The Life and Death of Colonel Blimp (1943)

       Michael Powell and Emeric Pressburger, and their frequent cinematogapher
Jack Cardiff, were an English filmmaking powerhouse, known as the Archers, creating a plethora of classics: The Red Shoes, A Matter of Life and Death, Black Narcissus, The Tales of Hoffman and many more. Generally, Powell was the driving force and the visual pioneer, whereas Pressburger would be the talent behind the scripts, a symbiotic partnerhip that greatly benefited both and resulting in over 20 films together. Unfortunately, despite their influence and even ground breaking work, they seemed to have grown largely forgotten when they didn't fit into either the Classic Hollywood camp or indeed the classic arthouse films from Europe and Japan. This past year has seen some resurgence in their popularity, perhaps with the Black Swan cribbing so heavily from the Red Shoes, and I hope to write about some of their films in the coming months.

 

      To begin we have 'The Life and Death of Colone Blimp', one of their earliest collaborations. That this 1943 movie was filmed and released at the height of WW2 is staggering. It's difficult to find such an intelligent and balanced look at World War 2 today, certainly if you consider Inglorious Basterds, a film I admittedly love, the definitive such work of the moment. It's no wonder the British Home Office tried to ban this statement that so clearly made the divide between Nazi and German. In fact, it is Theo, the German officer played by Anton Walbrook, who is the most empathetic character of the whole film, and who gives one of the most powerful, underplayed speeches I've ever seen: 10 minutes, largely a single shot, of a broken man. It is in this rousing moment that you can see Emeric Pressburger's formidable talents as a screenwriter.
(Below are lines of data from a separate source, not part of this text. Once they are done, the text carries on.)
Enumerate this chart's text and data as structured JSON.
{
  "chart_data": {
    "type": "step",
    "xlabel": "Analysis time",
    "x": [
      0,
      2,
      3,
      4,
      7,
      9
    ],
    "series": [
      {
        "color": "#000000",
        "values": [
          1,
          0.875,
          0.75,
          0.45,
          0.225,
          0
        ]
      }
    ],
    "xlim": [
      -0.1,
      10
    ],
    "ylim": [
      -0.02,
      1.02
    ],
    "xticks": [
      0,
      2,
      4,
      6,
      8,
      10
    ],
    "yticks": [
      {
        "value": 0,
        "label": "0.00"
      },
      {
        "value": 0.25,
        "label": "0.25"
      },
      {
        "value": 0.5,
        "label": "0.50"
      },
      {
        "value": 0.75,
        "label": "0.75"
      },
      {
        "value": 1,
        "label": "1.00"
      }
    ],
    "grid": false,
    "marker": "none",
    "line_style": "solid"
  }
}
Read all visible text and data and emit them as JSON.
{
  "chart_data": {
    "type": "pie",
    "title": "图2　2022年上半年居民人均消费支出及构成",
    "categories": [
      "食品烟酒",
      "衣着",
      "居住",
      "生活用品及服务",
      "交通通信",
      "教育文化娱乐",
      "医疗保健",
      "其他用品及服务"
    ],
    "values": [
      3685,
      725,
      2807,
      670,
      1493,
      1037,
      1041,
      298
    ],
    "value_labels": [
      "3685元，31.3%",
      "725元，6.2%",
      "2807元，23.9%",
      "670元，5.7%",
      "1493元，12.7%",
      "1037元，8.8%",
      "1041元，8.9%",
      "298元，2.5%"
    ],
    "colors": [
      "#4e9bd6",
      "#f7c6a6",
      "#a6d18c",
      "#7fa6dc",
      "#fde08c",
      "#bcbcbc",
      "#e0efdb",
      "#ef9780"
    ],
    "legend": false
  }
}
I can only see this scene, and even the entire film, as being a very personal sentiment from the Hungarian who came to love England.

 

      However, this is a film about Colonel Blimp, a Mr. Wynne Candy played by Roger Livesey, who is thoroughly outdated and who the world has thoroughly left behind. In a stroke of genius we start in the present, barely able to keep up, as the home guard begins a training maneuver early to catch the fat, old, lazy men off guard in the Turkish baths. Our first impressions of the ridiculous, walrus-like Colonel Blimp are poor, and as he falls into the bathing pool we are transported back 40 years. We follow this man's life; his relationship with Theo; a number of women all played fantastically by Deborah Kerr; his admirable but misguided world view where he only sees evidence that fits himself; and he grows on us. A lot. And the closer we get to horrible present the more the introduction, and all its dramatic irony, comes back to haunt us.

 

      That the first hour and a half is largely all set up for later events and emotions, albeit never being dull, could be a negative, but this is a true blockbuster in the greatest sense of the word. It's their first Technicolor feature too, featuring the gorgeous colours and cinematography that they would become famous for, and is, like always, very visually inventive. A transitionary shot that you'd sooner expect in a film 20 years its younger, takes us through through time as per Candy's hunting trophies prior to the First World War, and one so impressive Powell made the cameraman, a Mr. Jack Cardiff, his go-to cinematographer for his following features.    

A fantastic film.

"Are you mad? War starts at midnight!"